In these cases, social media only serves to further dissuade these communities from interacting with each other. The information that they make available to themselves is already biased, and they become even more convinced of their views because they see so many others reflect them in various ways—anecdotes, infographics, and links to articles and studies.
What social media provides us with, however, is an actual choice. In ages past, information was limited by either physical factors or restrictive controls, exposing a person to very few perspectives. The internet has given us a way around both, and that can translate into actual political change—proof of this is when the mostly online-organized Million People March pressured the government to abolish the Priority Development Assistance Fund in 2013.
The national elections will be held in this milieu of greater linkage and possibilities. Even now, social media platforms are rife with praise and punishment, with sentiment and savagery. It is easy to build echo chambers, to limit what we see and what will sway us. It is easy to personalize news feeds and timelines to only the opinions we agree with. It is easy to build walls of comfort and concord.
Yet, particularly in this age of greater access to discourse and information, to build echo chambers is to do a disservice to this reality of greater opportunity, of greater choice.
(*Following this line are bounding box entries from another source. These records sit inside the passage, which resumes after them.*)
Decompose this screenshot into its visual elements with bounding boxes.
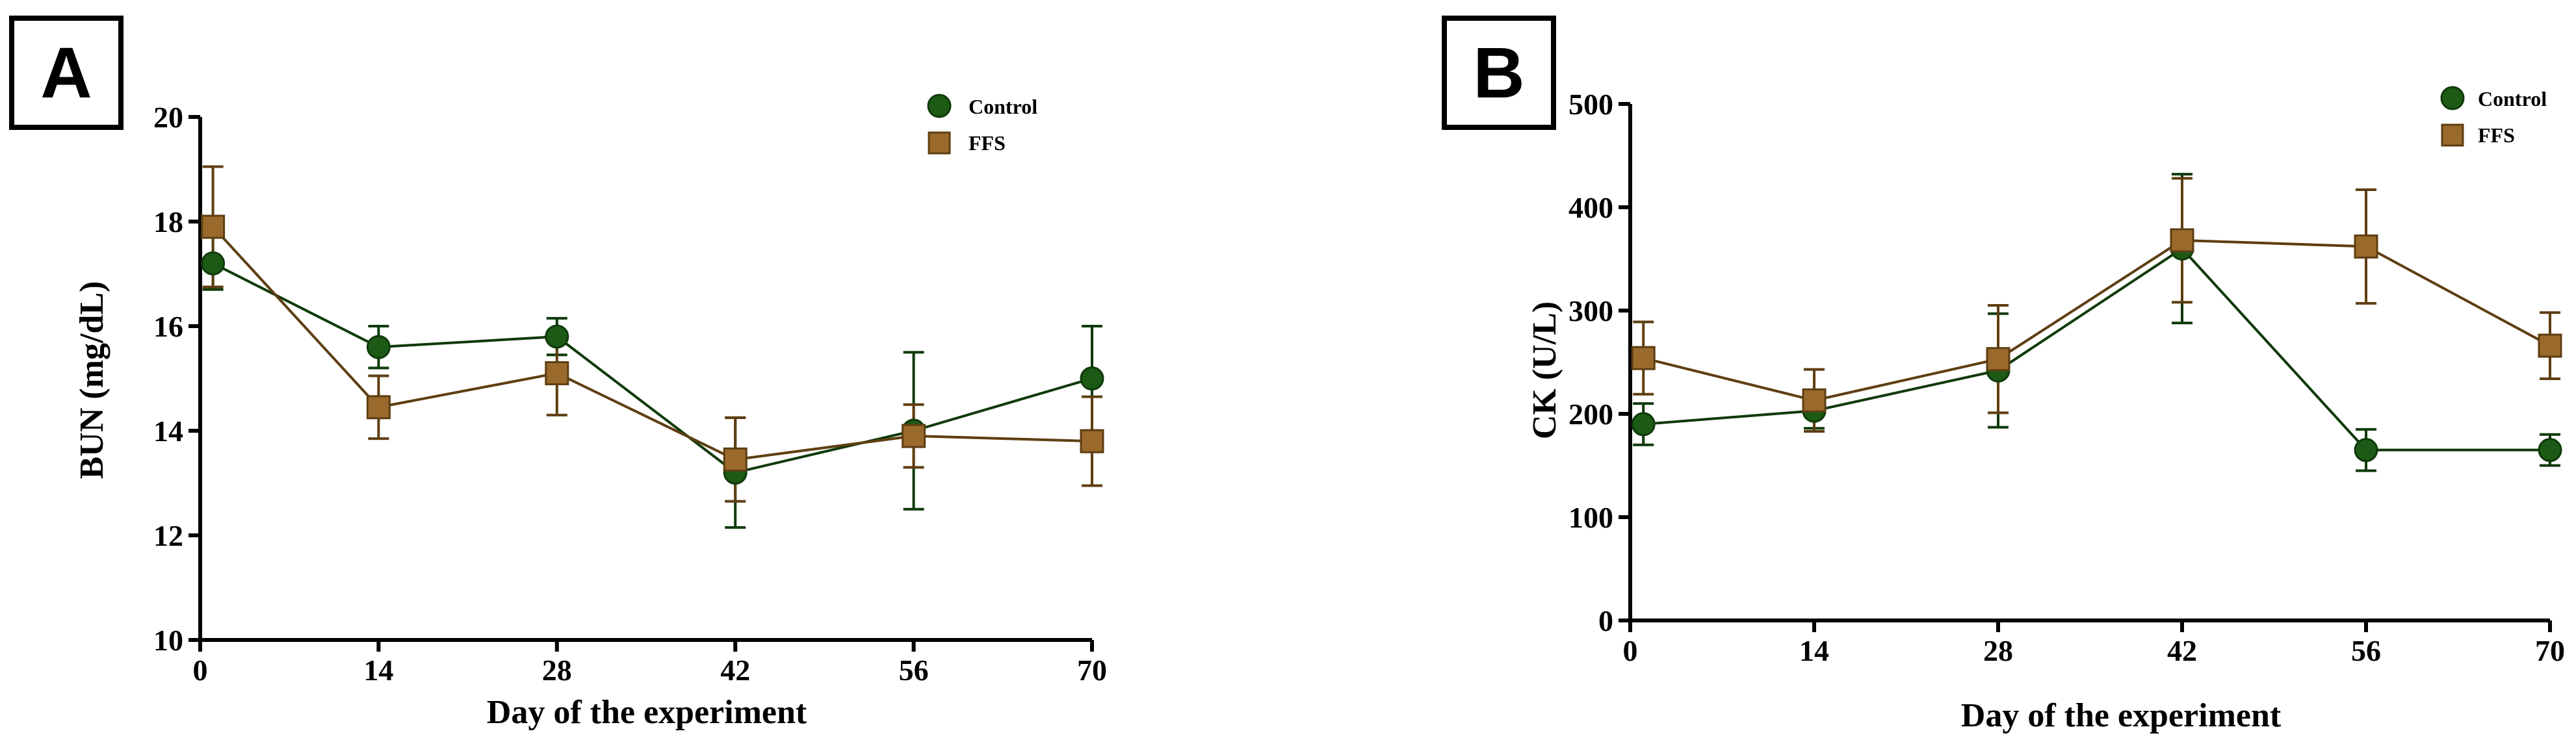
- series-line-control: [1643, 246, 2550, 452]
- legend-ffs-label: FFS: [2478, 123, 2515, 147]
- y-tick-label: 10: [153, 624, 183, 657]
- panel-letter: B: [1473, 33, 1524, 113]
- y-tick-label: 16: [153, 310, 183, 343]
- axes: 0 100 200 300 400 500 0 14 28 42 56 70: [1568, 88, 2565, 667]
- data-point-ffs: [723, 447, 748, 472]
- data-point-ffs: [2170, 228, 2194, 253]
- x-tick-label: 70: [2535, 634, 2565, 667]
- panel-letter-box: [9, 16, 124, 130]
- x-axis-title: Day of the experiment: [1961, 697, 2282, 734]
- data-point-control: [2538, 438, 2562, 463]
- x-tick-label: 56: [899, 654, 929, 687]
- x-tick-label: 14: [363, 654, 393, 687]
- data-point-ffs: [1986, 347, 2010, 372]
- x-tick-label: 14: [1799, 634, 1829, 667]
- axes: 10 12 14 16 18 20 0 14 28 42 56 70: [153, 101, 1107, 687]
- legend-control-marker: [2440, 86, 2465, 110]
- legend-ffs-marker: [2441, 123, 2464, 147]
- data-point-ffs: [1080, 429, 1104, 453]
- data-point-control: [201, 251, 226, 275]
- y-axis-title: BUN (mg/dL): [73, 281, 111, 479]
- data-point-control: [1631, 412, 1656, 437]
- panel-letter-box: [1442, 16, 1556, 130]
- legend: Control FFS: [927, 94, 1037, 155]
- y-tick-label: 300: [1568, 294, 1613, 327]
- x-tick-label: 42: [2167, 634, 2197, 667]
- legend-ffs-marker: [928, 131, 951, 155]
- y-tick-label: 500: [1568, 88, 1613, 121]
- legend: Control FFS: [2440, 86, 2547, 147]
- y-tick-label: 200: [1568, 398, 1613, 431]
- x-tick-label: 42: [720, 654, 750, 687]
- legend-control-marker: [927, 94, 952, 118]
- legend-control-label: Control: [969, 95, 1037, 118]
- legend-ffs-label: FFS: [969, 131, 1006, 155]
- data-point-control: [2354, 438, 2378, 463]
- x-axis-title: Day of the experiment: [487, 694, 807, 731]
- panel-letter: A: [40, 33, 92, 113]
- data-point-ffs: [1802, 388, 1827, 413]
- data-point-ffs: [366, 395, 391, 420]
- y-tick-label: 18: [153, 205, 183, 238]
- x-tick-label: 28: [542, 654, 572, 687]
- data-point-control: [545, 324, 569, 349]
- x-tick-label: 0: [193, 654, 208, 687]
- x-tick-label: 56: [2351, 634, 2381, 667]
- y-tick-label: 20: [153, 101, 183, 134]
- data-point-ffs: [2538, 333, 2562, 358]
- data-point-ffs: [2354, 234, 2378, 259]
- y-tick-label: 14: [153, 415, 183, 448]
- panel-b: B CK (U/L) Day of the experiment 0 100 200…: [1442, 16, 2565, 734]
- x-tick-label: 0: [1623, 634, 1638, 667]
- data-point-ffs: [201, 214, 226, 239]
- series-layer: [1631, 173, 2562, 472]
- legend-control-label: Control: [2478, 87, 2547, 110]
- data-point-ffs: [902, 424, 926, 448]
- y-tick-label: 400: [1568, 191, 1613, 224]
- series-line-ffs: [212, 225, 1093, 461]
- data-point-control: [366, 335, 391, 359]
- data-point-ffs: [1631, 346, 1656, 370]
- x-tick-label: 70: [1077, 654, 1107, 687]
- series-layer: [201, 165, 1104, 529]
- y-axis-title: CK (U/L): [1526, 301, 1563, 439]
- y-tick-label: 100: [1568, 501, 1613, 534]
- y-tick-label: 0: [1598, 604, 1613, 637]
- x-tick-label: 28: [1983, 634, 2013, 667]
- series-line-control: [212, 262, 1093, 474]
- y-tick-label: 12: [153, 519, 183, 552]
- panel-a: A BUN (mg/dL) Day of the experiment 10 12…: [9, 16, 1107, 731]
- data-point-control: [1080, 366, 1104, 390]
- series-line-ffs: [1643, 238, 2551, 402]
- data-point-ffs: [545, 361, 569, 385]
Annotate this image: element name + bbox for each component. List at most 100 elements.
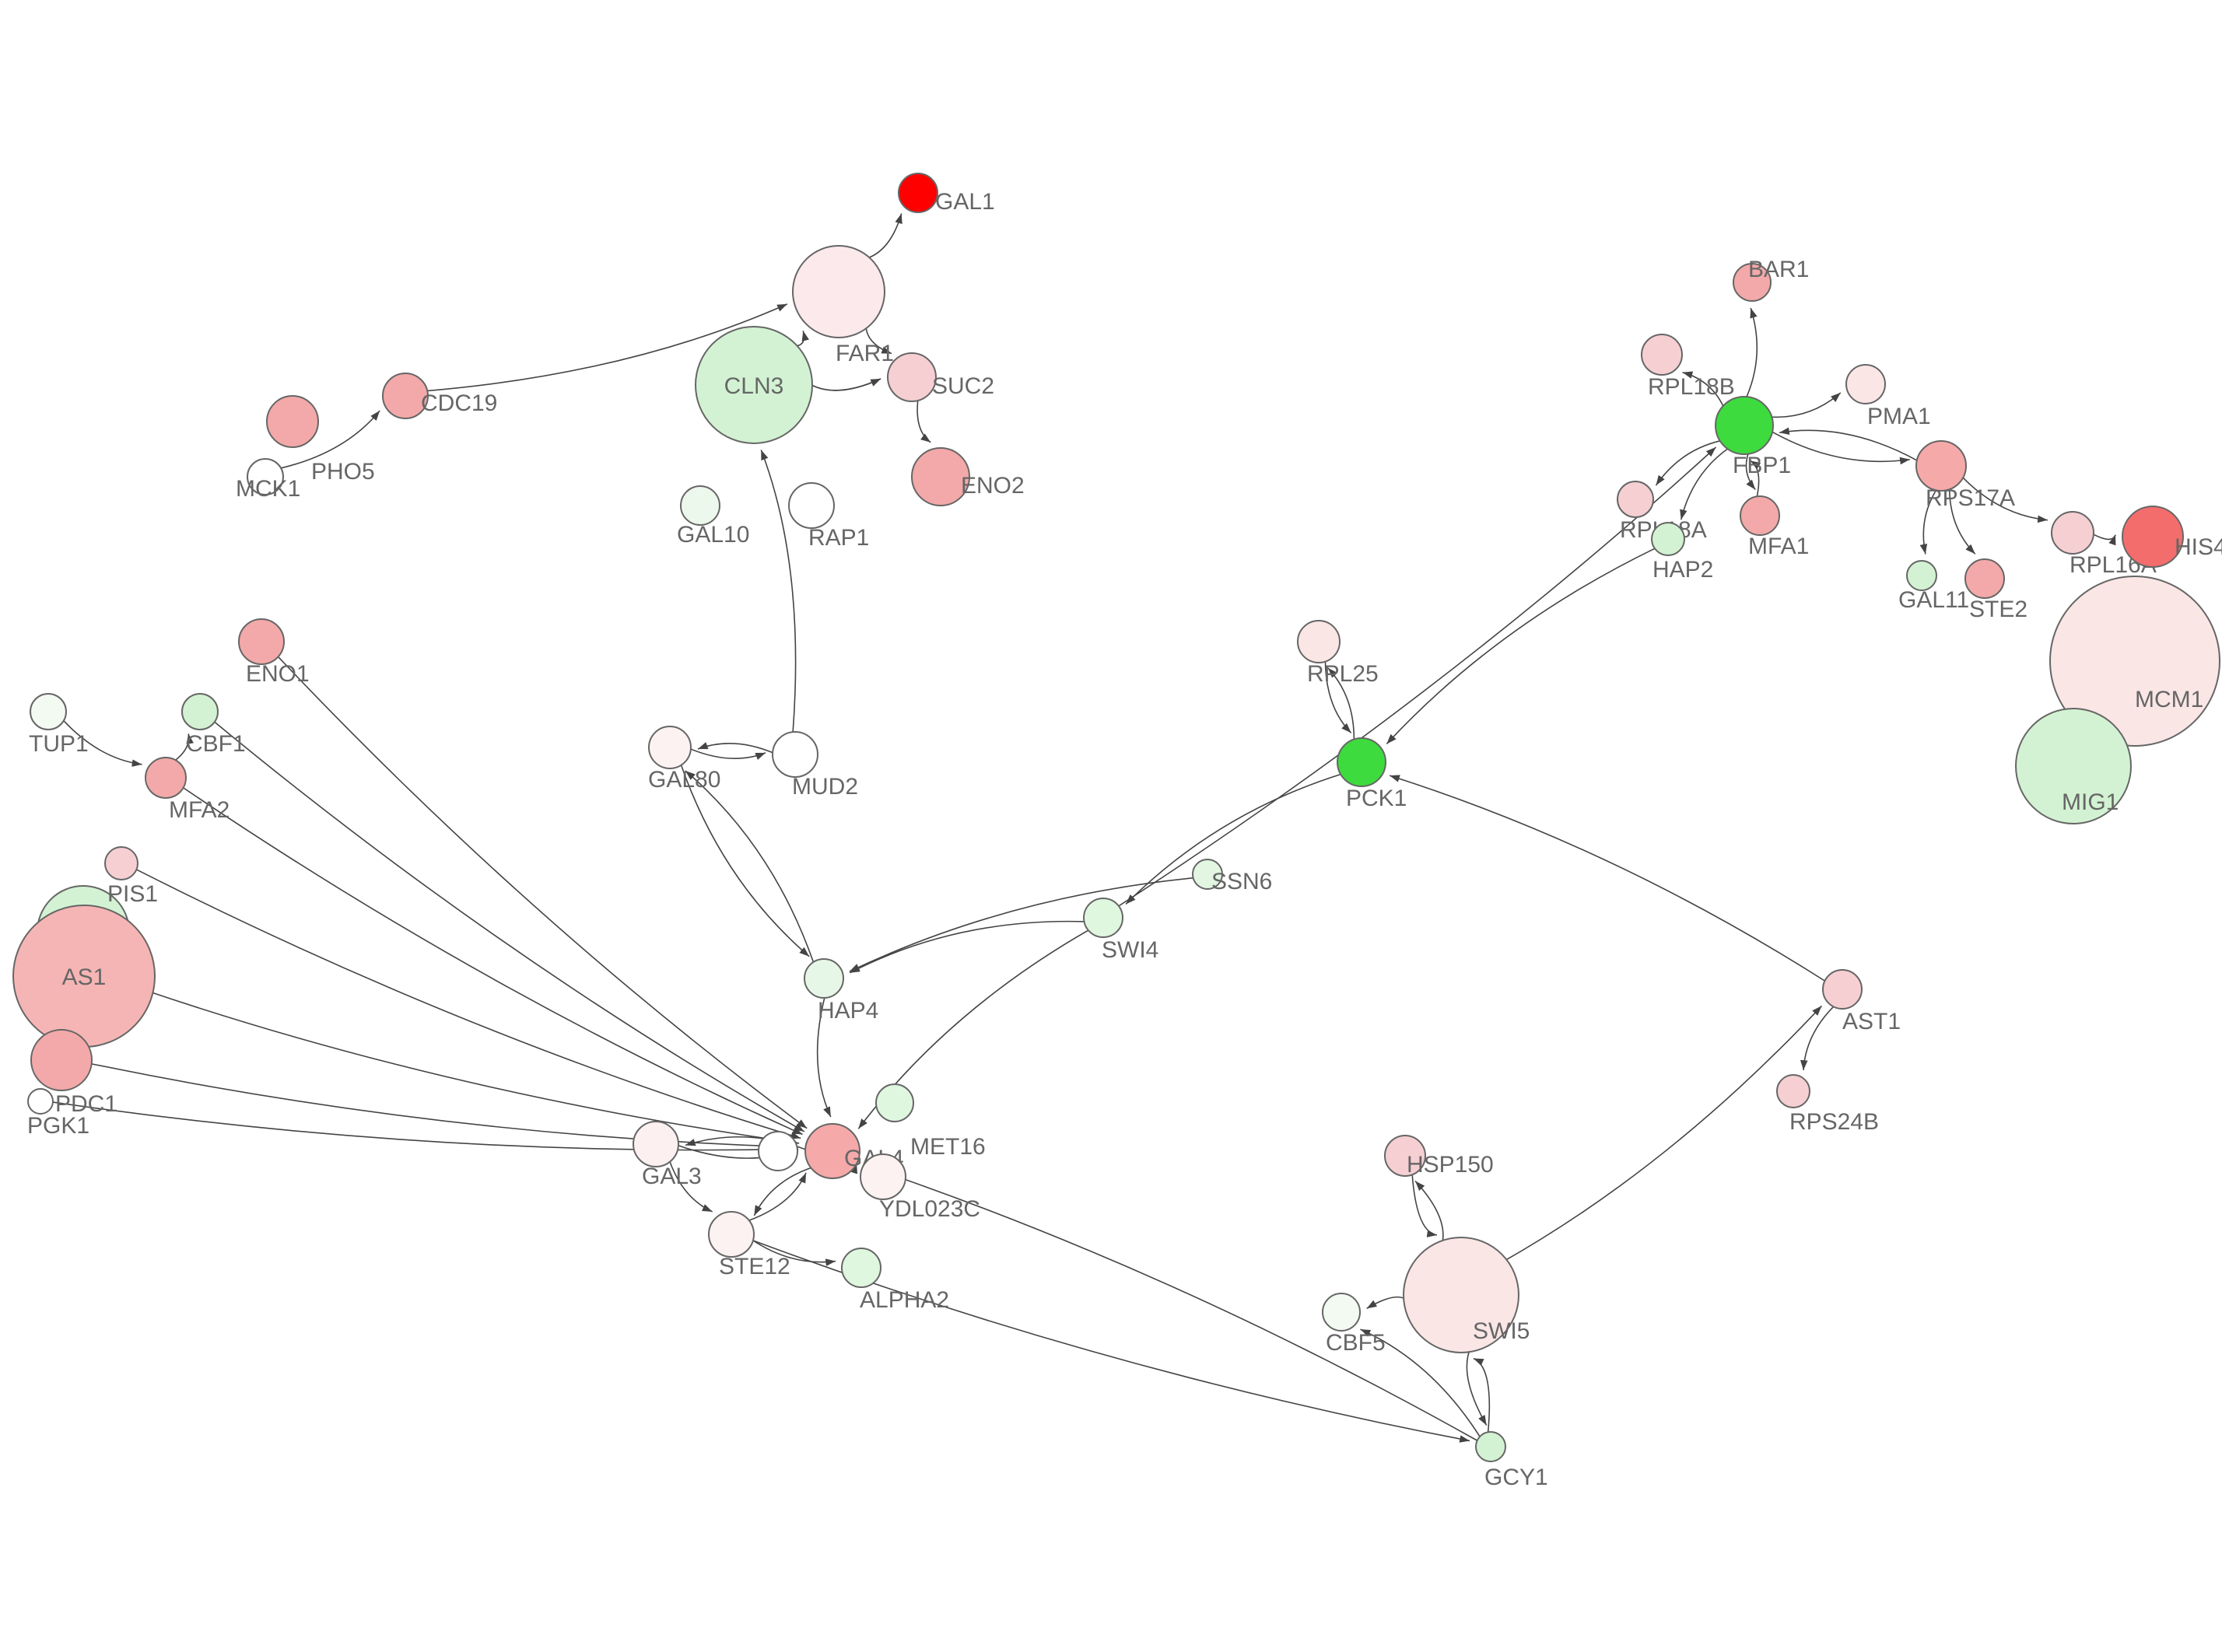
regulatory-edge-pck1-to-swi4 bbox=[1126, 774, 1342, 905]
regulatory-edge-fbp1-to-mfa1 bbox=[1746, 452, 1755, 490]
regulatory-edge-mud2-to-gal80 bbox=[698, 744, 774, 754]
gene-node-pma1[interactable] bbox=[1845, 364, 1886, 404]
gene-node-met16[interactable] bbox=[875, 1083, 914, 1122]
gene-node-ast1[interactable] bbox=[1822, 969, 1863, 1010]
gene-node-rpl18b[interactable] bbox=[1641, 334, 1683, 376]
regulatory-edge-as1-to-gal4 bbox=[147, 991, 800, 1143]
edge-paths-group bbox=[52, 214, 2115, 1441]
regulatory-edge-gal80-to-mud2 bbox=[689, 748, 766, 758]
regulatory-edge-swi5-to-ast1 bbox=[1502, 1006, 1822, 1262]
regulatory-edge-hap2-to-pck1 bbox=[1386, 548, 1656, 744]
gene-node-swi4[interactable] bbox=[1083, 898, 1123, 938]
regulatory-edge-ast1-to-pck1 bbox=[1390, 775, 1826, 982]
gene-node-pdc1[interactable] bbox=[30, 1029, 93, 1091]
gene-node-as1[interactable] bbox=[12, 905, 156, 1048]
regulatory-edge-fbp1-to-bar1 bbox=[1746, 308, 1757, 399]
gene-node-eno1[interactable] bbox=[238, 618, 285, 665]
regulatory-edge-mfa2-to-gal4 bbox=[182, 787, 802, 1135]
gene-node-swi5[interactable] bbox=[1403, 1237, 1519, 1353]
regulatory-edge-fbp1-to-rpl18a bbox=[1656, 440, 1722, 485]
gene-node-hap4[interactable] bbox=[804, 958, 844, 999]
regulatory-edge-gcy1-to-gal4 bbox=[864, 1165, 1477, 1441]
gene-node-gal80[interactable] bbox=[648, 726, 692, 769]
gene-node-cln3[interactable] bbox=[695, 326, 813, 444]
regulatory-edge-fbp1-to-hap2 bbox=[1681, 447, 1730, 520]
regulatory-edge-rps17a-to-gal11 bbox=[1923, 488, 1937, 554]
gene-node-ste2[interactable] bbox=[1964, 558, 2005, 599]
gene-node-cbf5[interactable] bbox=[1322, 1293, 1361, 1332]
gene-node-fbp1[interactable] bbox=[1715, 396, 1774, 455]
gene-node-mck1[interactable] bbox=[247, 458, 284, 495]
regulatory-edge-ste12-to-alpha2 bbox=[752, 1240, 836, 1262]
regulatory-edge-far1-to-suc2 bbox=[866, 324, 892, 354]
gene-node-cdc19[interactable] bbox=[382, 373, 429, 419]
regulatory-edge-gcy1-to-swi5 bbox=[1474, 1358, 1489, 1433]
regulatory-edge-pck1-to-rpl25 bbox=[1328, 668, 1354, 741]
regulatory-edge-fbp1-to-rps17a bbox=[1770, 431, 1909, 461]
regulatory-edge-rps17a-to-ste2 bbox=[1950, 488, 1975, 555]
gene-node-cdc_behind_gal4[interactable] bbox=[758, 1131, 798, 1171]
regulatory-edge-rpl25-to-pck1 bbox=[1325, 660, 1351, 733]
regulatory-edge-cln3-to-suc2_back bbox=[807, 379, 881, 390]
regulatory-edge-hap4-to-gal80 bbox=[685, 771, 814, 964]
gene-node-gal4[interactable] bbox=[804, 1123, 860, 1179]
gene-node-pis1[interactable] bbox=[104, 846, 138, 880]
gene-node-suc2[interactable] bbox=[887, 352, 937, 402]
gene-node-tup1[interactable] bbox=[30, 693, 67, 730]
regulatory-edge-far1-to-gal1 bbox=[865, 214, 902, 259]
gene-node-rap1[interactable] bbox=[788, 482, 835, 529]
gene-node-pho5[interactable] bbox=[266, 395, 319, 448]
regulatory-edge-rpl16a-to-his4 bbox=[2092, 534, 2115, 539]
gene-node-bar1[interactable] bbox=[1733, 263, 1772, 302]
edges-svg-layer bbox=[0, 0, 2222, 1652]
gene-node-gal1[interactable] bbox=[898, 173, 938, 213]
gene-node-mfa2[interactable] bbox=[145, 757, 187, 799]
regulatory-edge-pis1-to-gal4 bbox=[135, 869, 801, 1138]
gene-node-rpl18a[interactable] bbox=[1617, 481, 1654, 518]
regulatory-edge-ste12-to-gal4 bbox=[748, 1173, 806, 1221]
regulatory-edge-tup1-to-mfa2 bbox=[63, 720, 142, 765]
regulatory-edge-rps17a-to-rpl16a bbox=[1961, 476, 2047, 520]
regulatory-edge-hap4-to-gal4 bbox=[818, 996, 831, 1117]
gene-node-mfa1[interactable] bbox=[1740, 495, 1780, 536]
gene-node-alpha2[interactable] bbox=[841, 1248, 881, 1288]
gene-node-rps24b[interactable] bbox=[1776, 1074, 1810, 1108]
regulatory-edge-gal80-to-hap4 bbox=[681, 764, 809, 957]
gene-node-mig1[interactable] bbox=[2015, 708, 2132, 824]
regulatory-edge-eno1-to-gal4 bbox=[277, 656, 807, 1129]
regulatory-edge-fbp1-to-rpl18b bbox=[1683, 373, 1724, 408]
gene-node-rps17a[interactable] bbox=[1915, 440, 1967, 492]
gene-node-pck1[interactable] bbox=[1337, 737, 1386, 787]
gene-node-hsp150[interactable] bbox=[1384, 1135, 1426, 1177]
gene-node-hap2[interactable] bbox=[1651, 522, 1685, 556]
gene-node-mud2[interactable] bbox=[772, 731, 818, 778]
gene-node-cbf1[interactable] bbox=[181, 693, 219, 730]
regulatory-edge-mfa2-to-cbf1 bbox=[174, 733, 188, 761]
gene-node-ssn6[interactable] bbox=[1192, 859, 1223, 890]
gene-node-ste12[interactable] bbox=[708, 1211, 755, 1258]
regulatory-edge-ast1-to-rps24b bbox=[1803, 1006, 1835, 1070]
regulatory-edge-cln3-to-suc2 bbox=[807, 379, 881, 390]
gene-node-gcy1[interactable] bbox=[1475, 1431, 1506, 1462]
gene-node-gal3[interactable] bbox=[633, 1121, 679, 1167]
regulatory-edge-gal4-to-ste12 bbox=[754, 1167, 813, 1216]
gene-node-rpl16a[interactable] bbox=[2051, 511, 2094, 555]
regulatory-edge-ssn6-to-hap4 bbox=[850, 878, 1194, 971]
regulatory-edge-suc2-to-eno2 bbox=[917, 399, 931, 443]
regulatory-edge-mfa1-to-fbp1 bbox=[1751, 460, 1759, 498]
regulatory-edge-mud2-to-cln3 bbox=[761, 450, 795, 733]
gene-node-his4[interactable] bbox=[2122, 506, 2184, 568]
gene-node-eno2[interactable] bbox=[911, 447, 970, 506]
gene-node-rpl25[interactable] bbox=[1297, 620, 1341, 663]
gene-node-gal10[interactable] bbox=[680, 485, 720, 526]
gene-node-far1[interactable] bbox=[792, 245, 885, 338]
regulatory-edge-swi5-to-gcy1 bbox=[1467, 1346, 1486, 1425]
regulatory-edge-swi4-to-hap4 bbox=[850, 922, 1085, 973]
network-diagram-canvas: GAL1 FAR1 SUC2 ENO2 CLN3 CDC19 MCK1 GAL10 RAP1 EN… bbox=[0, 0, 2222, 1652]
regulatory-edge-gal3-to-ste12 bbox=[669, 1160, 712, 1212]
gene-node-ydl023c[interactable] bbox=[860, 1153, 906, 1200]
gene-node-pgk1[interactable] bbox=[27, 1088, 54, 1115]
gene-node-gal11[interactable] bbox=[1906, 560, 1937, 591]
regulatory-edge-cbf1-to-gal4 bbox=[214, 721, 804, 1132]
regulatory-edge-fbp1-to-pma1 bbox=[1769, 393, 1840, 417]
The best way forward is to be open to other voices of reason—to be watchful that social media does not become another tool for building limited world views and close-minded perspectives.
Discourses on the elections are inescapably important. The decisions made from them have far-reaching, life-changing consequences. In creating our frames of mind and building our perspectives and opinions for these elections, a plurality of information and opinion—not mere echoes of solidly-held mindsets—is all the more necessary.